Il fascino discreto (e un po’ magico) del Monte di Brianza

[Il Monte di Brianza dalla sommità del Monte Tesoro. Foto di © Alessia Scaglia; cliccateci sopra per ingrandirla.]
Il Monte di Brianza è uno dei quei luoghi per diverse “ragioni” (tutte assolutamente opinabili) troppo poco considerati e apprezzati. Vuoi perché troppo “facile” da raggiungere, così a ridosso della Brianza (come suggerisce il toponimo) e del milanese, vuoi perché monte dalle fattezze di tozza collinona boscosa priva delle più suggestive asperità tipiche della montagna “vera”, vuoi perché troppo bassa al cospetto dei monti vicini, ben più elevati e rinomati al confronto dei quali sembra appiattirsi intimorito. Be’, tutte cose oggettive ma fuorvianti, perché il Monte di Brianza è invece un luogo assolutamente affascinante e ricchissimo di numerosi piccoli e grandi tesori, un lembo di rigogliosa Natura inopinatamente poco contaminato e antropizzato a pochi km dall’ultracementificata (e inquinata) Brianza e dalla grande Milano, che veramente sembra galleggiare tra i troppi e disordinati segni dell’uomo in questo territorio come un’isola magica, misteriosa e attraente (si veda l’immagine notturna nella galleria fotografica qui sotto e la macchia scura del monte tra le mille luci dei paesi e delle città d’intorno, per cogliere una tale percezione), nella quale il vagare – tra i suoi boschi lungo sentieri e mulattiere secolari che raggiungono luoghi di delicata e antica bellezza – (ri)genera sensazioni piacevolissime, tanto imprevedibili quanto intense.

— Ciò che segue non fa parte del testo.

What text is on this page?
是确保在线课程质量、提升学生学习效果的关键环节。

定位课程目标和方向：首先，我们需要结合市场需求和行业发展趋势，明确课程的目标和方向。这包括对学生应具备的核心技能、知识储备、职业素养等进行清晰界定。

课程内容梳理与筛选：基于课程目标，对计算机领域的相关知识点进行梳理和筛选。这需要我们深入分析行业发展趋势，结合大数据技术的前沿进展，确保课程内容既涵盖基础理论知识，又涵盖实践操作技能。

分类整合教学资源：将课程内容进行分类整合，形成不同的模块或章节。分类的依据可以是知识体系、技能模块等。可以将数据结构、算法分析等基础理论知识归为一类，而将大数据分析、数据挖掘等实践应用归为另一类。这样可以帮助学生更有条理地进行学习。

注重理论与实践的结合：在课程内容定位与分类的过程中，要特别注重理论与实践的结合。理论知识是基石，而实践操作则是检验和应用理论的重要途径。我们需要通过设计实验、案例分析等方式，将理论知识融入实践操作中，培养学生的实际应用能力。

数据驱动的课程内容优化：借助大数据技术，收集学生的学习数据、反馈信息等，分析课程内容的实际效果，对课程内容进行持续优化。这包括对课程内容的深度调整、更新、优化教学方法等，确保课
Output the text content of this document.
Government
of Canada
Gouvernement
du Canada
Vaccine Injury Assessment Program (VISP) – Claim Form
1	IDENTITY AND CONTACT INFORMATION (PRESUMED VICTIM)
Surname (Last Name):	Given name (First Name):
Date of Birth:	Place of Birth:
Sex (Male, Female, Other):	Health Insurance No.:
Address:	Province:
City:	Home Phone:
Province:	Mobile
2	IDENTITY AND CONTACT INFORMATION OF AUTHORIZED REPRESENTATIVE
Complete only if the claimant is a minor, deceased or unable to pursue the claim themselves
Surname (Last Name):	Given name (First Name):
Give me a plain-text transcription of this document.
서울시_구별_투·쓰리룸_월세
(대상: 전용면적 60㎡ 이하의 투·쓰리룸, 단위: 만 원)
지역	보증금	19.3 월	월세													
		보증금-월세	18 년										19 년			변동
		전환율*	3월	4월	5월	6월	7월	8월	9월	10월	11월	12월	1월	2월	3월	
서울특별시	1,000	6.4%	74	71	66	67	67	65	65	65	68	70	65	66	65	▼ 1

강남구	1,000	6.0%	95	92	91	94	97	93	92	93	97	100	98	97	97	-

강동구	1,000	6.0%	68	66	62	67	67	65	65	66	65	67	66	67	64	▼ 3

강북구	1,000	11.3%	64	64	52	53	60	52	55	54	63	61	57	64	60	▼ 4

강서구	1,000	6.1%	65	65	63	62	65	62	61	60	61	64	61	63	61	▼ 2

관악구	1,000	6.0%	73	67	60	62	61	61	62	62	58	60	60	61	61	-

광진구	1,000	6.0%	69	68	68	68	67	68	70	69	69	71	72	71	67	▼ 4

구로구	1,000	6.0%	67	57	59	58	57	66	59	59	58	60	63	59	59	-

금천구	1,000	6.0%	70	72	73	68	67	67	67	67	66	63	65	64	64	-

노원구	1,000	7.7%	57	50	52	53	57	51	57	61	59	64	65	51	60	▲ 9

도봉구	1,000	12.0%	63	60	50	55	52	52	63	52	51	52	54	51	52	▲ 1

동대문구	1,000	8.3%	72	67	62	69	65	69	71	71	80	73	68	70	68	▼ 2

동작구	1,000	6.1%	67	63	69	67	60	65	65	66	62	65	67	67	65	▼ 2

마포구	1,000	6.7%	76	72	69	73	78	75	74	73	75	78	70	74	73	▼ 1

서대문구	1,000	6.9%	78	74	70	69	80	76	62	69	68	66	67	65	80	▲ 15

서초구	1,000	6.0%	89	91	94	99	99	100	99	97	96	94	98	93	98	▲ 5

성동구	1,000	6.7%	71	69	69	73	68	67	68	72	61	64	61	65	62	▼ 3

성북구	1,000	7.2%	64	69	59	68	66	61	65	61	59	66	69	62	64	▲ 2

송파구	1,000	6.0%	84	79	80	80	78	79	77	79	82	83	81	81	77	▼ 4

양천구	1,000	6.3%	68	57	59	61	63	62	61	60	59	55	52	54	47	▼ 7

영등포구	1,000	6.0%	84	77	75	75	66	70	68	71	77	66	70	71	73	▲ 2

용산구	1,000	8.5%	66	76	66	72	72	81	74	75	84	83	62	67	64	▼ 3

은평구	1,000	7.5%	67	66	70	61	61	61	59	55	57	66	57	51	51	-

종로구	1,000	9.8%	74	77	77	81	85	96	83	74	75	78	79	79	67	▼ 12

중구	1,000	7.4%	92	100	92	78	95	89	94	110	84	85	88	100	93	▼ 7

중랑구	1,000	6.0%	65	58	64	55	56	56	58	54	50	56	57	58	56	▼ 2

Ci si sente sospesi, sul San Genesio (altro toponimo del monte, dal nome di una delle sommità principali) in una sorta di piega dello spaziotempo, nella quale certamente giungono i rumori e le visioni della pianura ma sono come filtrati dai “bordi” della sfera ambientale che circonda la montagna e la separa, in modo geograficamente indistinto ma paesaggisticamente netto, dal resto del mondo d’intorno. Ci si trova a poche centinaia di metri in linea d’aria da impianti industriali e strade estremamente trafficate ma da essi ci si sente ben più lontani: forse proprio grazie al vivido e inatteso piacere di ritrovarsi in un’isola di virente quiete così bella e – per molti, ribadisco – inaspettata, che risintonizza i sensi su armonie diverse, fuori dall’ordinario.

Volendo lasciar libera la mente di vagare nei reami della fantasia, verrebbe da pensare che, muovendosi sul placido crinale del Monte di Brianza – che ha orientamento Nord-Sud, più o meno – lungo il sentiero che lo percorre interamente, ci si potrebbe credere in cammino lungo la schiena del Genius Loci del monte, il cui corpo si manifesti nelle fattezze di un ciclope addormentato a pancia in giù, appunto, la testa nascosta sotto il Monte Barro (l’altura adiacente a settentrione) e le gambe che affondano nelle pianure a Sud, verso le colline del Curone; un gigante placidamente a riposo ma assolutamente vivo, vibrante di energia e vitalità al punto da poterla percepire, camminandoci sopra, e sentirla come una forza naturale preziosa e benefica, di quelle che certi luoghi speciali sanno emanare consentendo a chi vi si trova di stare bene lì, di sentirsi ben accolti e compiaciuti di starci. E, a ben vedere, quanto vi ho appena raccontato può essere considerato un volo della fantasia solo nella sua forma metaforica dacché, al di là delle mere suggestioni “letterarie”, veramente il Monte di Brianza – o il suo Genius Loci – emana una propria vitalità peculiare: tenue, delicata, eterea più che altrove, in territori montani maggiormente scenografici (per l’immaginario comune), eppure nitida, a suo modo definita, che si può cogliere con un minimo di sensibilità in più rispetto all’ordinario.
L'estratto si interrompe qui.